While there is a whole lot wrong with Dred Scott v. Sandford, this isn't what happened in the case. They never declared that Negros "were only 3/5" human. First, the whole 3/5 thing was in the Constitution itself, but even then the claim that "Negros were only 3/5 human" is misrepresenting it. What the Constitution said was:

"Representatives and direct Taxes shall be apportioned among the several States which may be included within this Union, according to their respective Numbers, which shall be determined by adding to the whole Number of free Persons, including those bound to Service for a Term of Years, and excluding Indians not taxed, three fifths of all other Persons".

The only people who weren't "free persons, including those bound to service for a term of years" or "Indians not taxed" are slaves. So for the purpose of determining the population of a state, it meant that you'd take the slave population, multiply it by 3/5, and add that. This was done as a compromise between factions who wanted to count slaves fully in the population and those who didn't want them counted at all, so the compromise was to count 3/5 of them, and is called the 3/5 Compromise.

So this 3/5 was in reference only to numerically determining the population and thus did not mean anyone was actually "3/5 human" and more importantly, did not apply to all blacks, only the slaves. Thus this did not say that "Negros were only 3/5 human".

This brings us to what Dred Scott actually said. In the first place, the case wasn't at all about whether blacks could be owned by the White man--slavery was longstanding practice and while there was a lot of controversy over whether it should be legal, there wasn't much controversy over whether it was legal. The fact slavery was constitutional was not in dispute.

What Dred Scott did decide was the following two things:
1) People of African descent were forbidden by the Constitution to become citizens of the United States
2) The federal government was not allowed to ban slavery in the territories (i.e. areas part of the United States but not a formal state)
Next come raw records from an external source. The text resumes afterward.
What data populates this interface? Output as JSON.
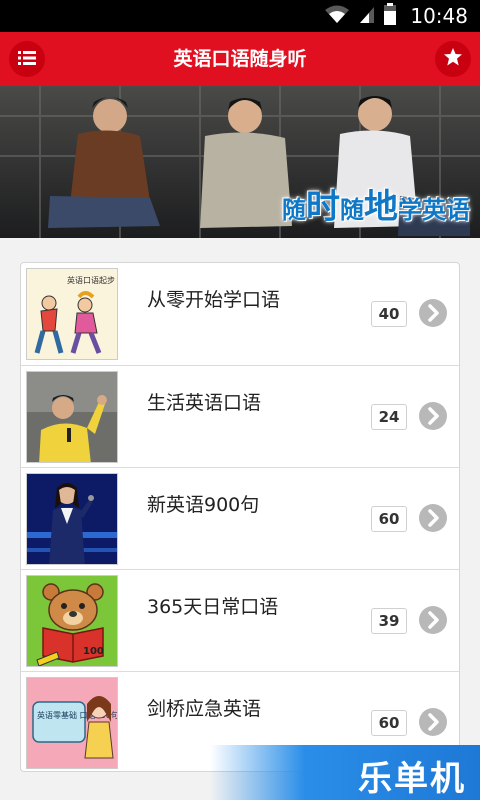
{
  "status_bar": {
    "time": "10:48",
    "icons": [
      "wifi-icon",
      "signal-icon",
      "battery-icon"
    ]
  },
  "header": {
    "title": "英语口语随身听",
    "left_icon": "menu-list-icon",
    "right_icon": "star-icon",
    "color": "#e01020"
  },
  "banner": {
    "slogan": [
      "随",
      "时",
      "随",
      "地",
      "学英语"
    ]
  },
  "list": {
    "items": [
      {
        "title": "从零开始学口语",
        "count": "40",
        "thumb_caption": "英语口语起步"
      },
      {
        "title": "生活英语口语",
        "count": "24"
      },
      {
        "title": "新英语900句",
        "count": "60"
      },
      {
        "title": "365天日常口语",
        "count": "39"
      },
      {
        "title": "剑桥应急英语",
        "count": "60",
        "thumb_caption": "英语零基础 口语100句"
      }
    ]
  },
  "watermark": {
    "text": "乐单机"
  }
}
These conclusions and their reasoning have gotten a lot of criticism, back then and now, and Dred Scott is generally considered one of the worst decisions the Supreme Court ever issued. Regardless, that was what Dred Scott decided. It wasn't about whether blacks were 3/5 of a person (I don't think the opinion even mentions the 3/5 compromise), whether they could be owned (they obviously could be), but whether they could be citizens and the question of territories.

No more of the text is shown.